Let $(X,\mathcal{B},\mu)$ be some probability space, and let $x_n$ be a sequence of centered, real, Gaussian random variables with variance $\sigma_n^2$. Suppose that $x_n$ converges in $L_2(X,\mathcal{B},\mu)$ to some random variable $x$. I want to show that $x$ also has real, centered, Gaussian distribution. I believe it can be done by using Levy's continuity theorem to imply pointwise convergence of the Fourier transforms, which will imply the convergence of $\sigma_n$ to some $\sigma$ and that the Fourier transform of $x$ is $\exp(-\frac{1}2 \sigma^2t^2)$ which implies that $x$ is a real, centered, Gaussian random variable with variance $\sigma^2$ by the uniqueness of the Fourier transform. First, I want to ask if this proof is correct? Also I want to find a proof that does not use Lévy's continuity theorem.
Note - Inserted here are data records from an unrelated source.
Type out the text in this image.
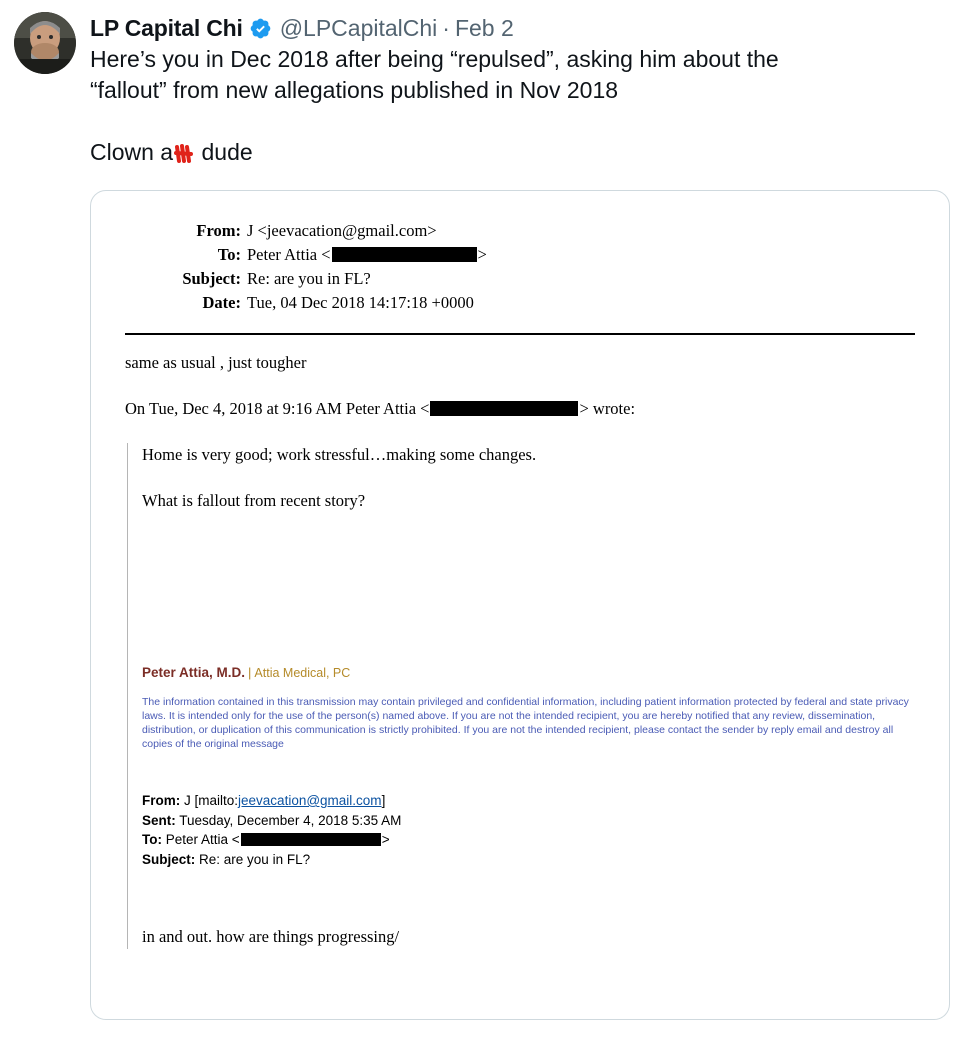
LP Capital Chi @LPCapitalChi · Feb 2

Here’s you in Dec 2018 after being “repulsed”, asking him about the

“fallout” from new allegations published in Nov 2018

Clown a
dude

From: J <jeevacation@gmail.com>
To: Peter Attia <	>
Subject: Re: are you in FL?
Date: Tue, 04 Dec 2018 14:17:18 +0000

same as usual , just tougher

On Tue, Dec 4, 2018 at 9:16 AM Peter Attia <	> wrote:

Home is very good; work stressful…making some changes.

What is fallout from recent story?

Peter Attia, M.D. | Attia Medical, PC
The information contained in this transmission may contain privileged and confidential information, including patient information protected by federal and state privacy laws. It is intended only for the use of the person(s) named above. If you are not the intended recipient, you are hereby notified that any review, dissemination, distribution, or duplication of this communication is strictly prohibited. If you are not the intended recipient, please contact the sender by reply email and destroy all copies of the original message
From: J [mailto:jeevacation@gmail.com]
Sent: Tuesday, December 4, 2018 5:35 AM
To: Peter Attia <	>
Subject: Re: are you in FL?
in and out. how are things progressing/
[Math] Is the $L_2$ limit of centered Gaussian random variables also a centered Gaussian random variable
probability theory
Best Answer
Without Lévy's continuity theorem:
The sequence $(x_n)_n$ converges in $L^2$ hence it is bounded in $L^2$ hence the sequence $(\sigma_n^2)_n$ is bounded. Consider a converging subsequence $\sigma_{\varphi(n)}^2\to\sigma^2$. Then $x_{\varphi(n)}$ converges in distribution to a centered normal random variable with variance $\sigma^2$. Since $x_{\varphi(n)}\to x$ in $L^2$ and convergence in $L^2$ implies convergence in distribution to the same limit, $x$ is a centered normal random variable with variance $\sigma^2$. (Recall that normal distributions with variance zero are Dirac distributions.)